We have experienced a marked decline in Church attendance and a sharp rise in the number of people claiming they are “nones,” meaning they are unaffiliated with any religion. In fact, “nones” are the fastest growing cohort of young adults in the United States. It’s not as if there is less interest in spirituality; rather, there is less commitment to prior institutional forms and narratives, save perhaps for Christian fundamentalists. Devoted Christians outside of that category find that they must renew their faith in Jesus Christ and in church institutions so it makes more sense to them.
As the interconnectedness of all of Life becomes increasingly apparent, so too does the awareness of an evolutionary trajectory.
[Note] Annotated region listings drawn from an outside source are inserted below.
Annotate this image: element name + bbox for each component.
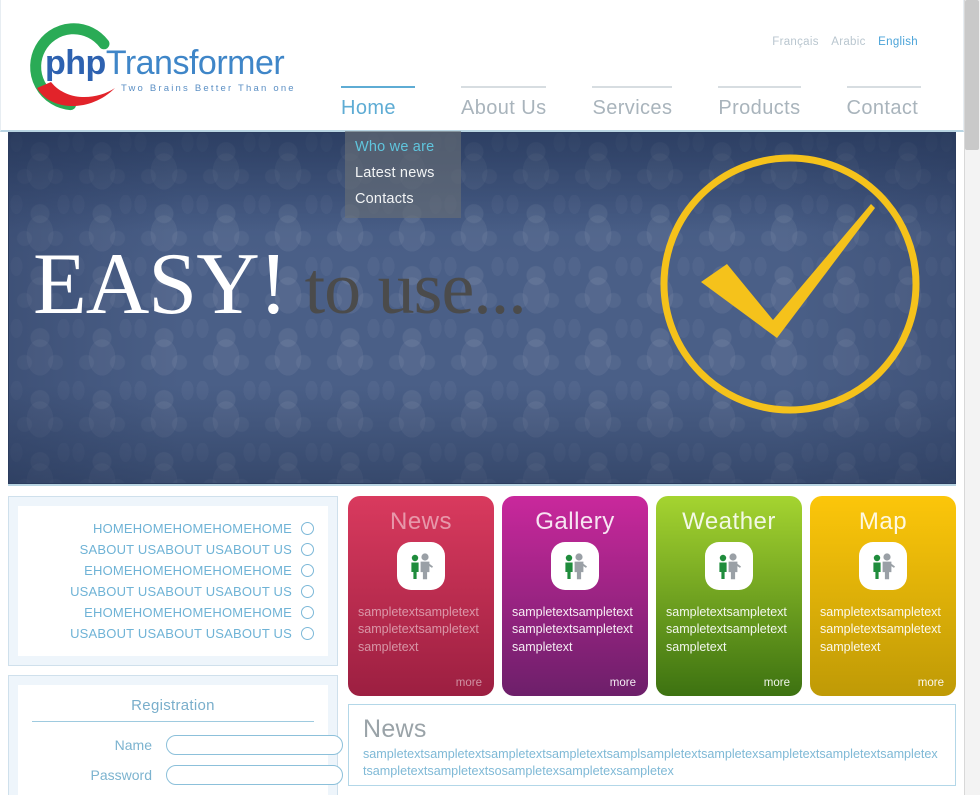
dropdown-item-who-we-are[interactable]: Who we are bbox=[345, 134, 461, 160]
circle-bullet-icon bbox=[301, 543, 314, 556]
people-icon bbox=[397, 542, 445, 590]
registration-row-password: Password bbox=[32, 765, 343, 785]
news-heading: News bbox=[363, 715, 427, 743]
registration-title: Registration bbox=[32, 697, 314, 722]
card-text: sampletextsampletextsampletextsampletext… bbox=[820, 605, 941, 654]
nav-item-home[interactable]: Home bbox=[341, 86, 415, 120]
nav-item-contact[interactable]: Contact bbox=[846, 86, 921, 120]
logo-wordmark: phpTransformer bbox=[45, 44, 285, 83]
card-text: sampletextsampletextsampletextsampletext… bbox=[666, 605, 787, 654]
list-item[interactable]: EHOMEHOMEHOMEHOMEHOME bbox=[32, 560, 314, 581]
site-header: phpTransformer Two Brains Better Than on… bbox=[0, 0, 964, 132]
dropdown-item-latest-news[interactable]: Latest news bbox=[345, 160, 461, 186]
card-weather[interactable]: Weather sampletextsampletextsampletextsa… bbox=[656, 496, 802, 696]
list-item[interactable]: SABOUT USABOUT USABOUT US bbox=[32, 539, 314, 560]
password-field[interactable] bbox=[166, 765, 343, 785]
people-glyph-icon bbox=[565, 553, 587, 580]
list-item[interactable]: USABOUT USABOUT USABOUT US bbox=[32, 623, 314, 644]
card-title: Gallery bbox=[535, 508, 615, 535]
card-more-link[interactable]: more bbox=[456, 677, 482, 689]
sidebar-links-panel: HOMEHOMEHOMEHOMEHOME SABOUT USABOUT USAB… bbox=[8, 496, 338, 666]
check-circle-icon bbox=[660, 154, 920, 414]
scrollbar-thumb[interactable] bbox=[965, 0, 979, 150]
circle-bullet-icon bbox=[301, 564, 314, 577]
page-root: phpTransformer Two Brains Better Than on… bbox=[0, 0, 980, 795]
language-selector: Français Arabic English bbox=[763, 36, 918, 48]
sidebar-column: HOMEHOMEHOMEHOMEHOME SABOUT USABOUT USAB… bbox=[8, 496, 343, 795]
circle-bullet-icon bbox=[301, 627, 314, 640]
hero-banner: EASY! to use... bbox=[8, 132, 956, 484]
registration-row-name: Name bbox=[32, 735, 343, 755]
feature-cards: News sampletextsampletextsampletextsampl… bbox=[348, 496, 956, 696]
circle-bullet-icon bbox=[301, 606, 314, 619]
list-item[interactable]: USABOUT USABOUT USABOUT US bbox=[32, 581, 314, 602]
site-wrapper: phpTransformer Two Brains Better Than on… bbox=[0, 0, 964, 795]
logo-tagline: Two Brains Better Than one bbox=[121, 83, 296, 94]
card-map[interactable]: Map sampletextsampletextsampletextsample… bbox=[810, 496, 956, 696]
card-news[interactable]: News sampletextsampletextsampletextsampl… bbox=[348, 496, 494, 696]
card-text: sampletextsampletextsampletextsampletext… bbox=[358, 605, 479, 654]
sidebar-link-label: SABOUT USABOUT USABOUT US bbox=[79, 542, 292, 557]
list-item[interactable]: EHOMEHOMEHOMEHOMEHOME bbox=[32, 602, 314, 623]
password-field-label: Password bbox=[90, 767, 152, 783]
nav-item-services[interactable]: Services bbox=[592, 86, 673, 120]
language-option-arabic[interactable]: Arabic bbox=[831, 36, 865, 48]
page-scrollbar[interactable] bbox=[964, 0, 980, 795]
logo-word-transformer: Transformer bbox=[105, 44, 285, 82]
people-icon bbox=[859, 542, 907, 590]
hero-headline-rest: to use... bbox=[287, 248, 527, 330]
language-option-english[interactable]: English bbox=[878, 36, 918, 48]
card-more-link[interactable]: more bbox=[918, 677, 944, 689]
people-glyph-icon bbox=[719, 553, 741, 580]
news-section: News sampletextsampletextsampletextsampl… bbox=[348, 704, 956, 786]
card-gallery[interactable]: Gallery sampletextsampletextsampletextsa… bbox=[502, 496, 648, 696]
dropdown-item-contacts[interactable]: Contacts bbox=[345, 186, 461, 212]
logo-word-php: php bbox=[45, 44, 106, 82]
sidebar-link-label: EHOMEHOMEHOMEHOMEHOME bbox=[84, 605, 292, 620]
people-glyph-icon bbox=[873, 553, 895, 580]
nav-item-products[interactable]: Products bbox=[718, 86, 801, 120]
sidebar-links-inner: HOMEHOMEHOMEHOMEHOME SABOUT USABOUT USAB… bbox=[18, 506, 328, 656]
sidebar-link-label: HOMEHOMEHOMEHOMEHOME bbox=[93, 521, 292, 536]
content-column: News sampletextsampletextsampletextsampl… bbox=[348, 496, 956, 795]
hero-headline: EASY! to use... bbox=[33, 241, 527, 330]
card-more-link[interactable]: more bbox=[764, 677, 790, 689]
sidebar-link-label: USABOUT USABOUT USABOUT US bbox=[70, 626, 292, 641]
people-icon bbox=[551, 542, 599, 590]
circle-bullet-icon bbox=[301, 522, 314, 535]
news-body-text: sampletextsampletextsampletextsampletext… bbox=[363, 747, 938, 778]
nav-item-about-us[interactable]: About Us bbox=[461, 86, 547, 120]
registration-inner: Registration Name Password bbox=[18, 685, 343, 795]
card-title: Weather bbox=[682, 508, 776, 535]
name-field-label: Name bbox=[114, 737, 152, 753]
sidebar-link-label: EHOMEHOMEHOMEHOMEHOME bbox=[84, 563, 292, 578]
card-title: Map bbox=[858, 508, 908, 535]
list-item[interactable]: HOMEHOMEHOMEHOMEHOME bbox=[32, 518, 314, 539]
site-logo[interactable]: phpTransformer Two Brains Better Than on… bbox=[19, 8, 319, 120]
name-field[interactable] bbox=[166, 735, 343, 755]
people-icon bbox=[705, 542, 753, 590]
hero-headline-emphasis: EASY! bbox=[33, 236, 288, 333]
card-more-link[interactable]: more bbox=[610, 677, 636, 689]
language-option-francais[interactable]: Français bbox=[772, 36, 819, 48]
registration-panel: Registration Name Password bbox=[8, 675, 343, 795]
people-glyph-icon bbox=[411, 553, 433, 580]
card-text: sampletextsampletextsampletextsampletext… bbox=[512, 605, 633, 654]
main-navigation: Home About Us Services Products Contact bbox=[341, 86, 921, 120]
nav-dropdown-home: Who we are Latest news Contacts bbox=[345, 131, 461, 218]
main-content: HOMEHOMEHOMEHOMEHOME SABOUT USABOUT USAB… bbox=[8, 484, 956, 795]
circle-bullet-icon bbox=[301, 585, 314, 598]
sidebar-link-label: USABOUT USABOUT USABOUT US bbox=[70, 584, 292, 599]
sidebar-link-list: HOMEHOMEHOMEHOMEHOME SABOUT USABOUT USAB… bbox=[32, 518, 314, 644]
card-title: News bbox=[389, 508, 452, 535]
Changes can be seen in the transformation of our species, and they can be seen in changing and emerging views and understandings of almost all aspects of human life, e.g., medicine, religion, spirituality, education, finance, technology, psychology, etc. For those who have eyes to see, this can be realized as God’s ongoing birthing and sustaining energy, that which is of the Holy Spirit. How this plays out in full vitally depends on how we participate in the process.
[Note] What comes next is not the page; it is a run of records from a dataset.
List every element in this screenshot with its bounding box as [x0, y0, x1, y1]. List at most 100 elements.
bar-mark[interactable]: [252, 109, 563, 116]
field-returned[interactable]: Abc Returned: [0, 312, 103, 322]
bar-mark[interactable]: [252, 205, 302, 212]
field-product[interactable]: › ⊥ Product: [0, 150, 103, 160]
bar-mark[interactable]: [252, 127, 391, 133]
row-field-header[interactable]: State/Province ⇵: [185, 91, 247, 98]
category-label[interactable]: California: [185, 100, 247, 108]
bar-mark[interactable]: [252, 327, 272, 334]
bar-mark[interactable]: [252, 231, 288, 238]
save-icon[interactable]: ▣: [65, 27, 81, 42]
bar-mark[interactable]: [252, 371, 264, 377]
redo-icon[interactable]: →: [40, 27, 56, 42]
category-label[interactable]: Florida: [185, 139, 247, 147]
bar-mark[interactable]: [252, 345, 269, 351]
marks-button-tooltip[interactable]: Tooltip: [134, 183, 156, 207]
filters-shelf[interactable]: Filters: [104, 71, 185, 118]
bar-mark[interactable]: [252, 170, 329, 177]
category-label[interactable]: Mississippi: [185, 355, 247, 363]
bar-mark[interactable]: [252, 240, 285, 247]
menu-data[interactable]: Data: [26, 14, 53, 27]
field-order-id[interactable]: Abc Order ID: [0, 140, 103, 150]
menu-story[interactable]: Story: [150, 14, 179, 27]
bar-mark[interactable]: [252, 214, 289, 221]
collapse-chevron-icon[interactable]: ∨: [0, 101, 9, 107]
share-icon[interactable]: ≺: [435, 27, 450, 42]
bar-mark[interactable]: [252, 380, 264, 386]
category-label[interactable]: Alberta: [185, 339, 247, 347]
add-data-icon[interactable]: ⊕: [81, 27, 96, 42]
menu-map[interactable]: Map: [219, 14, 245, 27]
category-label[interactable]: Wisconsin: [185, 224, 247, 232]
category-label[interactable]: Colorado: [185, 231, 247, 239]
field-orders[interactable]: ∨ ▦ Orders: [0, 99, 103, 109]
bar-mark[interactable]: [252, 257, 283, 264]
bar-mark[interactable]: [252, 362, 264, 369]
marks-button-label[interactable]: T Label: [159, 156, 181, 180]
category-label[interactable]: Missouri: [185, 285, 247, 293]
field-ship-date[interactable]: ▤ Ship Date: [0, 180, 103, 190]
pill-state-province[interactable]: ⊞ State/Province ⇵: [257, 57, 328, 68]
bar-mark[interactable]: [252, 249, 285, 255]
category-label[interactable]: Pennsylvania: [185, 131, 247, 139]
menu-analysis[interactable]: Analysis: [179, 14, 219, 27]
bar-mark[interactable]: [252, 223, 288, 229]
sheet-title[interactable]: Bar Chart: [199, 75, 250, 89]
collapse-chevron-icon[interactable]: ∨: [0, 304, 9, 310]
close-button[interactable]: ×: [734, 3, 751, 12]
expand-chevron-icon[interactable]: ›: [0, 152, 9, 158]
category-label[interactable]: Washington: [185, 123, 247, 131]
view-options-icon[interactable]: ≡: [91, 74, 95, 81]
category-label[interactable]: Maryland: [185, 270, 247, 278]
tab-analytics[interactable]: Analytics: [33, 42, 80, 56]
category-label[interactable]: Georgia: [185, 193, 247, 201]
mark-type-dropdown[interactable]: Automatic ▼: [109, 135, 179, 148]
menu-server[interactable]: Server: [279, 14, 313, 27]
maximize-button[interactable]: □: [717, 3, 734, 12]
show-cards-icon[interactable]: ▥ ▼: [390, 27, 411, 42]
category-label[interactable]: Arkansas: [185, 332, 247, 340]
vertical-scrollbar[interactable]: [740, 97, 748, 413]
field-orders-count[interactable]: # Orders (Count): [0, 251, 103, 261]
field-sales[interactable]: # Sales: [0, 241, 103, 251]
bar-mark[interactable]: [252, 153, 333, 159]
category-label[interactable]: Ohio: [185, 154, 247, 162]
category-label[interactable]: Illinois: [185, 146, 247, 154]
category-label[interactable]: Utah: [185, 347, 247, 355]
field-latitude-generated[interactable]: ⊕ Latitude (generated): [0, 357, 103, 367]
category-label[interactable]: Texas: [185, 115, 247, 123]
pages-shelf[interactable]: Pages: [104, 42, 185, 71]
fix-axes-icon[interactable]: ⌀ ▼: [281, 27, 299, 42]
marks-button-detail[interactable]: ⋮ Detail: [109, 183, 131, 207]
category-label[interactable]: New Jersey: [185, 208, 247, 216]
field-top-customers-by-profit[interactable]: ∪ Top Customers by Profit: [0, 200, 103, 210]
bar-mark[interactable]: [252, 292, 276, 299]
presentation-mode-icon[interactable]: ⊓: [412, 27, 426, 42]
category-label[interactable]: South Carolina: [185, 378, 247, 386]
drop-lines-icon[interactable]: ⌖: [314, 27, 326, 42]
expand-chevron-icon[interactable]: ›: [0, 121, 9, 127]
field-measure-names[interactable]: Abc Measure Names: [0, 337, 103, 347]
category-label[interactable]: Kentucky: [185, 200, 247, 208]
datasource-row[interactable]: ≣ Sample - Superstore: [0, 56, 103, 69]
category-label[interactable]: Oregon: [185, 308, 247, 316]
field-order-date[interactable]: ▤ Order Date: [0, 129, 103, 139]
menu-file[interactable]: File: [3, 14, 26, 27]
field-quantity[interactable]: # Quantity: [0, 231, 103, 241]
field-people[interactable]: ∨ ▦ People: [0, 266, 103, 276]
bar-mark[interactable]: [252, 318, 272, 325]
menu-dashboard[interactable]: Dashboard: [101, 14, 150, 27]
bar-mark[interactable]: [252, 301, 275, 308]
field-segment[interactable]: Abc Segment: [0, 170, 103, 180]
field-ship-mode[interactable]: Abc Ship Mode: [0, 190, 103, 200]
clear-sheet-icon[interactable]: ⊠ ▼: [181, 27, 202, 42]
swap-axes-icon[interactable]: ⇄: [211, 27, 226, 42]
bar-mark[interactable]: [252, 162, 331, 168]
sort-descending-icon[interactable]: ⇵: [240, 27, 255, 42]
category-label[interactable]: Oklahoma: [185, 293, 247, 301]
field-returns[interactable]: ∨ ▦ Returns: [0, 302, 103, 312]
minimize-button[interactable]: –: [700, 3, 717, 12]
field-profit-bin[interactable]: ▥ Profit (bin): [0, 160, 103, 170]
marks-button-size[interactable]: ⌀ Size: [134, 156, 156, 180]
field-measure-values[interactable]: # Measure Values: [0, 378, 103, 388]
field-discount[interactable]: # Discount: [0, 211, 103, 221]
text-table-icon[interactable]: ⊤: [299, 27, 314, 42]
A primary task for us to maintain a devotion to Jesus Christ is to form an integration of our devotion and faith, including all of the changes that have occurred as traditional tribal Christianity and formal church institutions have declined. Failing to do so will result in a compartmentalized schizophrenic-like existence where we try to function with a spirituality that is separated from everyday life and that may well be at odds with our deeper morals and values. As the idiom goes, “one cannot ride two horses at the same time.“ Or, as our Lord said, “No one can serve two masters.”
Thousands of years ago, Jesus asked his disciples a timeless question that we can still envision him asking us today, “Who do you say that I am?”
Suggested Reflection: Try deeply contemplating this question and forming a written answer.